Amino acids not only enhanced photosynthetic pigments of peanut but also the defense response indicators. Herein, all applied concentrations of glutamic acid or 5‑aminolevulinic acid surpassed the check treatment for increasing indole acetic acid, phenols and free amino acids (Table 3). Exogenous supply of ALA increased the contents of soluble sugars, soluble proteins, total free amino acids, and ascorbic acid (vitamin C) as well as eleven kinds of amino acid components (Zhang et al. 2012; Wang et al. 2021). Also, improvement in root and shoot growth, and leaf pigmentation and vitamin C content were mainly observed in low to moderate levels of glutamine (Noroozlo et al. 2019). It should be explained that ascorbic acid could regulate plant growth (El-Bially et al. 2018, 2022a) through the interaction with phytohormones (Pastori et al. 2003). Ascorbic acid as an antioxidant may act as an alternative electron donor of photosystem II (PSII) in photosynthesis process, where the electron transfer is inhibited due to the inactivation of oxygen-evolving complex (Gururani et al. 2012). Ascorbic acid as an alternative PSII electron donor can languish the processes of photoinactivation and minimize the ROS activity in the photosynthetic thylakoid membranes, and thus minimize the damage to the entire photosynthetic apparatus (Venkatesh and Park 2014). Consequently, the improvements in peanut growth due to ALA application were obtained.

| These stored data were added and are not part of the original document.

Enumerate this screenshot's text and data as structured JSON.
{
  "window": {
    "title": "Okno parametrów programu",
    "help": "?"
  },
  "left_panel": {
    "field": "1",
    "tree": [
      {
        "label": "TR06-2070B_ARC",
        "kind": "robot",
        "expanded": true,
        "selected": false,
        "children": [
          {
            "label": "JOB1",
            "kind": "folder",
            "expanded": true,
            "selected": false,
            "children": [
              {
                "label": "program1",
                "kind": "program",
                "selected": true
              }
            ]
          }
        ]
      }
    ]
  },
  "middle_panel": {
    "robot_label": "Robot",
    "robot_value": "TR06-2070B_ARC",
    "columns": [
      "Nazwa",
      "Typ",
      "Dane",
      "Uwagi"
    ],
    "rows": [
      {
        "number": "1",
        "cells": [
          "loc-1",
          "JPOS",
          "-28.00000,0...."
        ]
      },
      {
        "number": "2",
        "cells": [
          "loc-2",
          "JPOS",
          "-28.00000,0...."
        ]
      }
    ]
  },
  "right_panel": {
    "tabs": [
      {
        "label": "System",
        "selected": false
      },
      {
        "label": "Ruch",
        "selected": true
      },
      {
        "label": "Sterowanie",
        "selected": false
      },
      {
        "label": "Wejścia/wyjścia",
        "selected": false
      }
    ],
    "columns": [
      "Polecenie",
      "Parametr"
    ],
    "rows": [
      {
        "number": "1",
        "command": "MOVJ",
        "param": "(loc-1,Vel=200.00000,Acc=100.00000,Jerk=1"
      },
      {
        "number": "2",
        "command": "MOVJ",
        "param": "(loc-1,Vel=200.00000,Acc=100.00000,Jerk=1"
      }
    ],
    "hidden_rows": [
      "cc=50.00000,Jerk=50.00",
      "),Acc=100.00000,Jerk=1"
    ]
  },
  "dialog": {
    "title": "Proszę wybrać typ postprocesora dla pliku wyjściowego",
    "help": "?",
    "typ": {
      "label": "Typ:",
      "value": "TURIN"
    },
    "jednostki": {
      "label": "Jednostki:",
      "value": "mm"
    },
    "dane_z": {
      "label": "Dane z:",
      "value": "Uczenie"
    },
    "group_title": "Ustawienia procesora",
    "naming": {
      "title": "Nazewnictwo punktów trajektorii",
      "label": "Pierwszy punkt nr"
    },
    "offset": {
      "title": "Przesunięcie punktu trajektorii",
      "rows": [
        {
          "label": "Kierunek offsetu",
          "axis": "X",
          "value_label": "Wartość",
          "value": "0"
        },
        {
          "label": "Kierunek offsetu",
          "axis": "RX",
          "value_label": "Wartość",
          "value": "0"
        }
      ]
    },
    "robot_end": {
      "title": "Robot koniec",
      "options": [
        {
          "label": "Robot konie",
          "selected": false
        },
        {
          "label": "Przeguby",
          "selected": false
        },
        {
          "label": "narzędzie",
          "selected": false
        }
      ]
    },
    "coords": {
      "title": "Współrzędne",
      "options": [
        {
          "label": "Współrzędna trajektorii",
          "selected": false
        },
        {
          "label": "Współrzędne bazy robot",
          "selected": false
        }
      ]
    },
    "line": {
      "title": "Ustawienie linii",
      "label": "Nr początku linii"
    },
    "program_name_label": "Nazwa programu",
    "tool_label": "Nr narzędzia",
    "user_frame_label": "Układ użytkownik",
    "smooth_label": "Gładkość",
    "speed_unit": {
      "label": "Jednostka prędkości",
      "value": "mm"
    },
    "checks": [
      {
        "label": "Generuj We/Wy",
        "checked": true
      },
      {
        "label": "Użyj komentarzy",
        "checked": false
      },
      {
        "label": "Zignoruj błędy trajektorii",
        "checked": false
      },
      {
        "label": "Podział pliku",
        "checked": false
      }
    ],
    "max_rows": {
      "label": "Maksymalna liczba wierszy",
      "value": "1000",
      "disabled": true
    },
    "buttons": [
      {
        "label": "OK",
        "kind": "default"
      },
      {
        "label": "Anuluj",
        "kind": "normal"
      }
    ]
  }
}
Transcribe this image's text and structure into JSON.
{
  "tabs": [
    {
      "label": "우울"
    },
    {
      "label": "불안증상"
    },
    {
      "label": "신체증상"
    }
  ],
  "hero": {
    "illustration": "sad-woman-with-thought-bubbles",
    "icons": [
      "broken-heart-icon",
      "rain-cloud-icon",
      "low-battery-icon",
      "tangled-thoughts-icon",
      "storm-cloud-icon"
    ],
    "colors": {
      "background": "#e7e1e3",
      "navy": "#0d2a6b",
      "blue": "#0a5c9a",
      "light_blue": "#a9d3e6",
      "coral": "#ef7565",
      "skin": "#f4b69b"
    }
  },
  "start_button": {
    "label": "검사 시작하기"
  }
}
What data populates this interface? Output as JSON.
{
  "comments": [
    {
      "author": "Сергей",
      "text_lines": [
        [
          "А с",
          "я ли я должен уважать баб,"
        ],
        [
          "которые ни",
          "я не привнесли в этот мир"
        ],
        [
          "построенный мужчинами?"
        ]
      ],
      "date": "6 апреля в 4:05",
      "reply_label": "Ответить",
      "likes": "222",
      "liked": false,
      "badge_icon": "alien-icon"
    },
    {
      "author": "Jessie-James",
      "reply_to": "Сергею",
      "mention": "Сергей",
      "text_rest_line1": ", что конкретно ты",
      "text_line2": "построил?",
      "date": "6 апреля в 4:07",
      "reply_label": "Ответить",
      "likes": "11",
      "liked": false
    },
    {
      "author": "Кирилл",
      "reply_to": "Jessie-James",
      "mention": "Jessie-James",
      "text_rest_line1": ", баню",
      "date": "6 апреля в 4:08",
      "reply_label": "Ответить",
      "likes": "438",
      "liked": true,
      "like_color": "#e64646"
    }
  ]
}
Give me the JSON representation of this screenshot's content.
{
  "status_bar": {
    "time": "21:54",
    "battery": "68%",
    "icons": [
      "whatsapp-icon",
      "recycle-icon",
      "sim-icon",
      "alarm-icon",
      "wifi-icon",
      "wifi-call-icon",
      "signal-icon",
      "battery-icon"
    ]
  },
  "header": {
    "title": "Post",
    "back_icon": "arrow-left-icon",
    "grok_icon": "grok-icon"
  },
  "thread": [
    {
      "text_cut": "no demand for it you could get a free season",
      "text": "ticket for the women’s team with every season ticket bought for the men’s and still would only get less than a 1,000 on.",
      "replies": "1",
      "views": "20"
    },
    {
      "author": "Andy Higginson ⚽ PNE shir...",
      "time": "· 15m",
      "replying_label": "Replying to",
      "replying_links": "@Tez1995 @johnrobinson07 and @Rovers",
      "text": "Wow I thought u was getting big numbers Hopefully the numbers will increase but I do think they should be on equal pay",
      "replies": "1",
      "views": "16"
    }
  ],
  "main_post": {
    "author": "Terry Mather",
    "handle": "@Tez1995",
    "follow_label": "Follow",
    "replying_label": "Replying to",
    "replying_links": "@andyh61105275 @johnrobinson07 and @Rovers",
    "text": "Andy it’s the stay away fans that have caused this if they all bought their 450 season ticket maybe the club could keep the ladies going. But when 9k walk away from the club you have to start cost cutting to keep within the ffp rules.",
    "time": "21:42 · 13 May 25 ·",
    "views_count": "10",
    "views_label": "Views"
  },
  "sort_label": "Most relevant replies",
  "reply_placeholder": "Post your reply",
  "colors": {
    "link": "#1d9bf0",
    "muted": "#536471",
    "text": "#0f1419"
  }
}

In addition to proline, other amino acids could act as osmoprotectatnt agents in plants under water deficit stress (Zulfiqar et al. 2020; Makhlouf et al. 2022), and thus play a significant role in improving the relative water content of plant tissues (Teixeira et al. 2020; Alfosea-Simon et al. 2020). Enhancement in leaf relative water content with ALA application may reduce stomatal limitation to gas exchanges, thereby also contributing to the increases in leaf net photosynthetic rate (Youssef and Awad 2008). Since glutamic and 5‑aminolevulinic acids have the potentiality to induce the synthesis of photosynthesis pigments, indole acetic acid, phenolics and free amino acids, branching and pod yield as well as seed quality were improved. Amino acids can act as hormone precursors and they can contribute to regulate carbon and nitrogen metabolisms and to promote nitrogen assimilation (Calvo et al. 2014; Colla and Rouphael 2015; Bulgari et al. 2019).

Findings of the current study also proved the superiority of glutamic acid for promoting the synthesis of photosynthesis pigments (Table 2). Moreover, the overall response of peanut to exogenous application of glutamic was better than those of 5‑aminolevulinic in agronomic traits (Table 4) and seed quality (Figs. 12 and 3). This observation may correlate with the fact that glutamic acid is the source of ALA synthesis (Czarnecki and Grimm 2012).

Conclusion

Findings indicate that the application of amino acids as growth stimulants has practical implications in the production of oil crops such as peanut. Application of glutamic acid or 5‑aminolevulinic acid under normal or stressful circumstances had beneficial changes on peanut crop expressed in improvements of photopigments and antioxidant defense mechanisms. Therefore, application of such amino acids in peanut field is considered a promising practice for raising yield and quality particularly under arid zones. It is interesting to note that glutamic acid or 5‑aminolevulinic acid were more effective with using the concentration of 20 mg L−1 for better growth and yield than lower or higher concentrations.